23 Ekim 2007 Salı

Kafasızın Teki



Köyümüzde Kullanılan Eldeğirmeni.

Köyün birisinde bulunan su değirmeni taşının eskidiği için yenisi ile değiştirilmesi gerekiyormuş. Yeni bir değirmen taşı yapılmış ama değirmen taşının, yüksekçe bir yerden dere kenarına indirilmesi gerekiyormuş. Öyle ya dik bir yokuş, kırılmadan taşın yerine ulaştırılması gerekli. Köylüler aralarında durumu tartışırken bir tanesi ortaya atılıp;

- “Ben o taşı değirmene indiririm” demiş,
-“Nasıl?” diye sormuşlar.
-“Değirmen taşını yuvarlanacak şekilde kaldırın. Ben de kafamı taşın deliğinden içeri sokayım ve taşla birlikte beni yuvarlayın.”

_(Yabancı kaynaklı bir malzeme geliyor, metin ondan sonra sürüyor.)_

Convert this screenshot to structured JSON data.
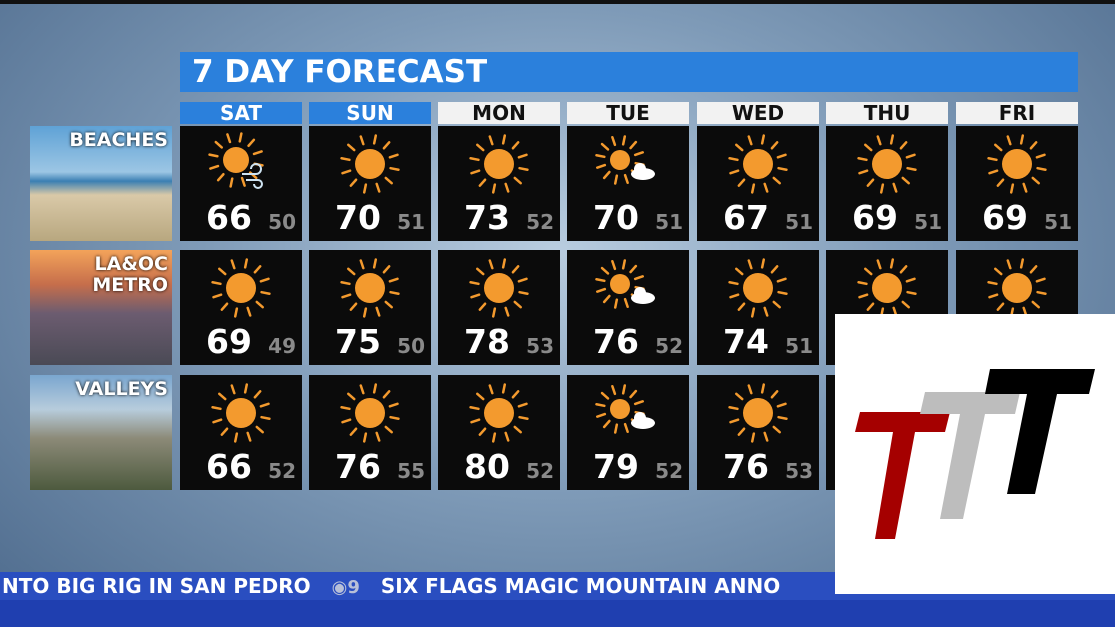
{
  "title": "7 DAY FORECAST",
  "days": [
    {
      "label": "SAT",
      "style": "blue"
    },
    {
      "label": "SUN",
      "style": "blue"
    },
    {
      "label": "MON",
      "style": "white"
    },
    {
      "label": "TUE",
      "style": "white"
    },
    {
      "label": "WED",
      "style": "white"
    },
    {
      "label": "THU",
      "style": "white"
    },
    {
      "label": "FRI",
      "style": "white"
    }
  ],
  "regions": [
    {
      "label": "BEACHES",
      "forecast": [
        {
          "hi": "66",
          "lo": "50",
          "icon": "sun-wind-icon"
        },
        {
          "hi": "70",
          "lo": "51",
          "icon": "sun-icon"
        },
        {
          "hi": "73",
          "lo": "52",
          "icon": "sun-icon"
        },
        {
          "hi": "70",
          "lo": "51",
          "icon": "sun-cloud-icon"
        },
        {
          "hi": "67",
          "lo": "51",
          "icon": "sun-icon"
        },
        {
          "hi": "69",
          "lo": "51",
          "icon": "sun-icon"
        },
        {
          "hi": "69",
          "lo": "51",
          "icon": "sun-icon"
        }
      ]
    },
    {
      "label": "LA&OC\nMETRO",
      "forecast": [
        {
          "hi": "69",
          "lo": "49",
          "icon": "sun-icon"
        },
        {
          "hi": "75",
          "lo": "50",
          "icon": "sun-icon"
        },
        {
          "hi": "78",
          "lo": "53",
          "icon": "sun-icon"
        },
        {
          "hi": "76",
          "lo": "52",
          "icon": "sun-cloud-icon"
        },
        {
          "hi": "74",
          "lo": "51",
          "icon": "sun-icon"
        },
        {
          "hi": null,
          "lo": null,
          "icon": "sun-icon"
        },
        {
          "hi": null,
          "lo": null,
          "icon": "sun-icon"
        }
      ]
    },
    {
      "label": "VALLEYS",
      "forecast": [
        {
          "hi": "66",
          "lo": "52",
          "icon": "sun-icon"
        },
        {
          "hi": "76",
          "lo": "55",
          "icon": "sun-icon"
        },
        {
          "hi": "80",
          "lo": "52",
          "icon": "sun-icon"
        },
        {
          "hi": "79",
          "lo": "52",
          "icon": "sun-cloud-icon"
        },
        {
          "hi": "76",
          "lo": "53",
          "icon": "sun-icon"
        },
        {
          "hi": null,
          "lo": null,
          "icon": "sun-icon"
        },
        {
          "hi": null,
          "lo": null,
          "icon": "sun-icon"
        }
      ]
    }
  ],
  "ticker": {
    "left": "NTO BIG RIG IN SAN PEDRO",
    "logo": "9",
    "right": "SIX FLAGS MAGIC MOUNTAIN ANNO"
  },
  "colors": {
    "title_blue": "#2b80dc",
    "sun": "#f39a2e",
    "ticker_blue": "#2a4ec0",
    "logo_red": "#a50000",
    "logo_gray": "#bdbdbd",
    "logo_black": "#000000"
  }
}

Adamın dediğini yapmışlar ve adamla birlikte taşı yuvarlamışlar. Taşla birlikte adam yuvarlanarak dereye inmiş. Köylüler de dere dibine inmişler ama taş bir tarafta adamın gövdesi bir tarafta. Fakat adamın kafası kopmuş yok. Aramış taramışlar ir türlü adamın kopan başını bulamamışlar.

Aralarından birisinin, adamın evine gidip durumu karısına söylemesi gerekiyormuş. Zar zor birisini ikna etmişler ve seçilen köylü adamın evine gidip kapıyı çalmış. Kapıyı kafası kopan adamın karısı açmış. Köylü büyük bir üzüntü ve şaşkınlık içinde su sözleri söylemiş:

-“Kocanızın kafasını bulamıyoruz.” Kadın, adamın şaşkınlık ve üzüntü içinde olduğunu görünce biraz su getirip sakinleşmesini beklemiş. Daha sonra köylü tüm olanları kadına anlatmış. Kadın hiç üzülmemiş, aksine öfkeyle;

-”O kafasızın tekidir. O’nun kafası olsaydı o deliğe sokmazdı zaten.” Demiş.